Theyas Jul 11th 2011 5:33AM
As it doesn't specify either, I would think that it stops any damage. (except fall damage)
Just like a Priest's Power Word: Shield.
Vyx Jul 11th 2011 8:38AM
What is the defining spell for Holy Pallies when healing single targets? What is their defining (ok more powerful at least) AoE heal?
If you just said beacon and holy radiance, then it shouldn't take you too long to see why using any mastery you can avoid is stupid - it doesn't work with the tools we have.
sherman.jacob Jul 11th 2011 10:06AM
The problem with your argument is that we are not AoE healers. If you stack mastery, you can still HR, you just won't get as many ticks. However, I'd much rather leave the raid healing to the classes more suited for it. Our job, as it has always been, is on tank healing.
If our job is to keep a single tank alive that is taking a ton of damage being able to use absorbs is huge for two reasons: effective healing, and reduced spike damage. I'm not saying that you wouldn't be able to get some quick heals on him in your haste gear, but a spike on the tank might make the holy priest go "OMG TANK" and leave his raid assignment.
The less you have other people doing your job for you, the better the raid will fare.
Oh, and with healing the beacon directly, the extra WoGs make it a fairly HPM friendly way to put out similar HPS numbers.

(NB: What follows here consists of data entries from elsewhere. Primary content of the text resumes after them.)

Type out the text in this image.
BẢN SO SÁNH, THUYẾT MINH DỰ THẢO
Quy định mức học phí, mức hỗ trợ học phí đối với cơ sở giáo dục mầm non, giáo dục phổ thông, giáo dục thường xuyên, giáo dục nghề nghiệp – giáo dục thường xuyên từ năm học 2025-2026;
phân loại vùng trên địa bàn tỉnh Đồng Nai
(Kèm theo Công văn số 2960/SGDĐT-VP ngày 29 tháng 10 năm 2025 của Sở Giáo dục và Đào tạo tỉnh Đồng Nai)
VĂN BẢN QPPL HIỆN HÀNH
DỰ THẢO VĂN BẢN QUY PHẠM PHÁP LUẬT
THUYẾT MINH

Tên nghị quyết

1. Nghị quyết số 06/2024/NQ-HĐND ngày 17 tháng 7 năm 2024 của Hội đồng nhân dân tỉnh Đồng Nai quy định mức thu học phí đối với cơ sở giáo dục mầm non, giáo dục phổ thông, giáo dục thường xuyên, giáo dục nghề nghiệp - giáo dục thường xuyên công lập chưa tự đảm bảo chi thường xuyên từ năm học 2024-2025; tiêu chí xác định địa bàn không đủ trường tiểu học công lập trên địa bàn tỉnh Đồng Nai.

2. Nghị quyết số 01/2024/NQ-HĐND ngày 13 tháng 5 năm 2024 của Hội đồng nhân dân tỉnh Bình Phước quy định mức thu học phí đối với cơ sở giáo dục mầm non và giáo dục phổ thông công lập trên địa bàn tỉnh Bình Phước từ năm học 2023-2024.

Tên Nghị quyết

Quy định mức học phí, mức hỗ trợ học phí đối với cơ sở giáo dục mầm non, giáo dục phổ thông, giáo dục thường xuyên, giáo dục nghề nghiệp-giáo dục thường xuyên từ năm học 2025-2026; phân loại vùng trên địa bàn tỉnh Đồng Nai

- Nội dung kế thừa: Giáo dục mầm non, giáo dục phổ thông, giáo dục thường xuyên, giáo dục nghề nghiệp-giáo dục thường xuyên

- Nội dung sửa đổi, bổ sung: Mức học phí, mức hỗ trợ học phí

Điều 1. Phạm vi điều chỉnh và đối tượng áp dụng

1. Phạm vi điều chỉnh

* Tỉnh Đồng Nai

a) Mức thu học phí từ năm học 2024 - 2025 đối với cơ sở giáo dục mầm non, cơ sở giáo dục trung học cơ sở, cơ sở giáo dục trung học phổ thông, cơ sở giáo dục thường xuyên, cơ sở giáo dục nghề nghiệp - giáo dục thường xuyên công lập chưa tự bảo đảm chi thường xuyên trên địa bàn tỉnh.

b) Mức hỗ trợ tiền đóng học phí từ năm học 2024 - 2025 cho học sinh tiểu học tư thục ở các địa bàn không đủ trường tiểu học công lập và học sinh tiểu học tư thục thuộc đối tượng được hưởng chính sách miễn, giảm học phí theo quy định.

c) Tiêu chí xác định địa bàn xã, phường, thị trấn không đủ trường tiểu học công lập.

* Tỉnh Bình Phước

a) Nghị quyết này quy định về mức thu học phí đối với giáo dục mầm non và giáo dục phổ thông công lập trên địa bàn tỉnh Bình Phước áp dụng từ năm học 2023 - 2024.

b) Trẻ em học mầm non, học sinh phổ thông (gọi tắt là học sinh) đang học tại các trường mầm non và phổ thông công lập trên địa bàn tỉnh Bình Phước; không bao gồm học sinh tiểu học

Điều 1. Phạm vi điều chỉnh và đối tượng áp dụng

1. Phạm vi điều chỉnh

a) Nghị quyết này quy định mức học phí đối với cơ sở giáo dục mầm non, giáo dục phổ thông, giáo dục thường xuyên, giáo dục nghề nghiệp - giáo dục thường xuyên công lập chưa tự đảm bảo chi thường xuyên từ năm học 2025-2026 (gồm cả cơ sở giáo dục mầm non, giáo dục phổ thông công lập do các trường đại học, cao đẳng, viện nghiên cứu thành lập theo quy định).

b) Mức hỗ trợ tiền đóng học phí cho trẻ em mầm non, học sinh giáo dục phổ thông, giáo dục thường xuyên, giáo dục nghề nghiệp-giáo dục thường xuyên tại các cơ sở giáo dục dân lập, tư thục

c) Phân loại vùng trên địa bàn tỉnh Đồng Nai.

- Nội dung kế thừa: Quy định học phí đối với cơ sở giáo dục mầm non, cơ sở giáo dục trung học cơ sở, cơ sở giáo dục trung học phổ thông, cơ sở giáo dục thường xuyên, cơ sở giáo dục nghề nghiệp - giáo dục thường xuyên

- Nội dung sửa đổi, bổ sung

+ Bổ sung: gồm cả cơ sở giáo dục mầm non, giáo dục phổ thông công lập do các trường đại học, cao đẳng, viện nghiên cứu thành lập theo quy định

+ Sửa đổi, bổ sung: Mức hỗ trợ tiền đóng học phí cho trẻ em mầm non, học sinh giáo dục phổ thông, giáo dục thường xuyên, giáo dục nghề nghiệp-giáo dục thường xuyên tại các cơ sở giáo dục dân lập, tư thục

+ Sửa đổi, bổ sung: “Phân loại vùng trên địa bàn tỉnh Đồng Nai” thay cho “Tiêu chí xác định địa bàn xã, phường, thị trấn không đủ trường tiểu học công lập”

thebitterfig Jul 11th 2011 10:17AM
I think you're missing the point. For a lot of people, Illuminated Healing doesn't work well with the tools they have. Other players change the tools. This really used to be the case with Discipline Priests, where the style of how they healed would radically effect how they geared. There's no reason why this can't also be the case with a paladin. Don't forget, Mastery itself is a tool, and potentially a potent one.
Saikoujin Jul 11th 2011 12:36PM
As a holy paladin, I would agree with Chase in that the reason a mastery build works for Zaroua is because he/she plays a specialized role in a high-end 25 man progression raid. In such a case, you would be able to eschew haste in favor of mastery a lot more than you would be able to in a 5 man heroic dungeon or 10 man raid setting, where holy paladin responsibilities fall outside single target tank healing. Gearing and forging for such a spec falls in the realm of exotic builds, but as the article showcases, it can be quite powerful in the hands of a skilled player in the right raid setting. This article isn't going to make me reforge into mastery anytime soon, but it is intruiging to think about.
Kuro Jul 11th 2011 3:21PM
He's a specialized niche healer with a niche set. That's all well and good for him...
But what I really want to know is how does a Pally get those nice WoL topping numbers on Baelroc?
msior Jul 15th 2011 7:04PM
Is there a middle ground that can be met? Like Mastery softcaps or some such?
Ghrit Aug 30th 2011 1:50PM
Our mastery bubbles are refreshed in full when the target is healed with a lower heal, right? How hard would it be to work up a huge bubble and keep it refreshed for most of the time with small inexpensive heals? (HL, 1 HP WoG?)